Sophie and The Giants

Putting feelings on paper has always come naturally to Sophie Scott. At 8 years of age, she'd write songs before going into the living room and singing them to her parents. "One was about a fire in my closet or something," she remembers. "I was like, woah! It's a metaphor for my brain! My parents just sat there thinking 'You're eight years old!'"

This instinct and need to methodically work through problems and hardships has continued throughout Sophie's life, and forms the backbone of Sophie and the Giants. After removing a number of bandmates who were holding the process back, the band formed their concrete identity in Sheffield. "London is probably where every band thinks to go," Sophie theorises, "but then you have to have a full-time job to afford to pay rent, and then get no time to make music." The move to Sheffield allowed the band to exist and grow out of the spotlight.

The band's first songs, collected on their 'Adolescence' EP from 2018, are a cast-iron mission statement that shows Sophie's adeptness at pushing through feelings of uncertainty and doubt, and gaining clarity from getting it out in the open. "It comes from the stress of not knowing what you're doing or where you need to go and having to be an adult when you don't feel like one. You're constantly gonna learn, and you have to deal with the fact that you'll never completely have your shit together." It's a mixture of self-analysation and a stretched out hand to others in a similar position, transmitted via heart-thumping pop music. The feeling is most strongly shown on single 'Waste My Air', a song recounting a toxic relationship from Sophie's past with a previous guitarist.

"Moving out of our house and telling him I couldn't play music with him anymore was a huge change for me," she says, just as she met the members that now make up Sophie and the Giants. "I had to sacrifice it to really go and do what I want to do. 'Waste My Air' is coming to terms with when something that feels good to you turns out to not be good at all." It's joined on the EP by 'Bulldog', a song talking about another troubled relationship that a member of the band went through. According to Sophie, the song says "we're a unit, and don't fuck with that".

"It was us recounting the experiences that we went through in order to get us to where we ended up," Sophie says. "It was our learning curve." After getting these lingering thoughts out with a bang on their debut release, Sophie and her bandmates are now turning the lens outwards with their next steps.

Signing to Virgin EMI, the band's platform has now exponentially increased, and it's taken as a challenge by Sophie to bring these songs of self-expression and tenderness to an audience that could need them more than they realise. "It's not done to please other people," she says, "but I'd like to be able to help. There's a lot going on at the moment with people believing that they can't speak about things because of what social media's done to everyone, and I want to be able to bring it back down to earth, and write songs that people can connect to, and songs that make people understand their own head as well as me just trying to figure out mine. Growing up, I was in my own world and thought no-one else understood me, and then I slowly realised that everyone feels like that, but we just don't talk to each other about it. I just want to bring a little bit more truth to music. It's the brutal truth but at the same time it's okay to talk to each other about this stuff. We understand each other a lot more than we think we do, and connecting to a song in that way, and having someone tell you that what you're feeling is normal and okay is really important, especially for young people who are all just figuring it out. It's just part of the process."

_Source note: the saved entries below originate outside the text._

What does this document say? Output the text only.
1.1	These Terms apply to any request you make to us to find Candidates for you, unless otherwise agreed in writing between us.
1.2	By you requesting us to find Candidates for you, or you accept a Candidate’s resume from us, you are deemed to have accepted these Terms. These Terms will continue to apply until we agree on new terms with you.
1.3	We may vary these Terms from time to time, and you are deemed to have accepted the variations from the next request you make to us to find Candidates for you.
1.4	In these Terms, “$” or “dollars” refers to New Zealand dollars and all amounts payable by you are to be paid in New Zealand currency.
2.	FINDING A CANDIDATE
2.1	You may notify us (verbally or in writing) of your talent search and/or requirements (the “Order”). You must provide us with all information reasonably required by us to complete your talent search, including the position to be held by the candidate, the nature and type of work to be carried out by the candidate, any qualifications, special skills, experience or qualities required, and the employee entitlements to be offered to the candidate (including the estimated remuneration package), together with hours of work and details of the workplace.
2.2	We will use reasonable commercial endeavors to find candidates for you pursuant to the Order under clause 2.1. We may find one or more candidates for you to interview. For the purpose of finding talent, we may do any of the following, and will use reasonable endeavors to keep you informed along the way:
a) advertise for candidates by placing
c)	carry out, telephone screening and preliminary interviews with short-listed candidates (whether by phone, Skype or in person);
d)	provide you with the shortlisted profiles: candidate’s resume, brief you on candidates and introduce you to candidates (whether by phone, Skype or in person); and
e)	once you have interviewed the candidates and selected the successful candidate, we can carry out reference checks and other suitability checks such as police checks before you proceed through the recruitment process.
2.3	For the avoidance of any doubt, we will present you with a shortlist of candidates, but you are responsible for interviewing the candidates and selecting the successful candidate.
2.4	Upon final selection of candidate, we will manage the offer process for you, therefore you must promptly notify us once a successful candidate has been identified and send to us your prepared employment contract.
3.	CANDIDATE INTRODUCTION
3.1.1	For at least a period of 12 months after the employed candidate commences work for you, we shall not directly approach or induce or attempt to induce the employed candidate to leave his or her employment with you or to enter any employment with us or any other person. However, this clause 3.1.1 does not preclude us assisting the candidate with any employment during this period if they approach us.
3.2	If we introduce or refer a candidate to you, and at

This lyrical openness is reflected in the band's music. While they sing honestly and without restraint, their music also doesn't hold back. A mixture of shiny pop music and earthier, acoustic-led elements, it's both pop music that isn't afraid to show the bones underneath the exterior sheen, and guitar music that makes no bones about its chart-topping ambition.

"There's not a hell of a lot of pop bands out there," Sophie suggests. "People are often turned off or a bit scared by the word pop. We're doing it as a band and putting guitars back into pop music and having that really powerful live sound. It's a really good time in music to have that sort of thing come back around."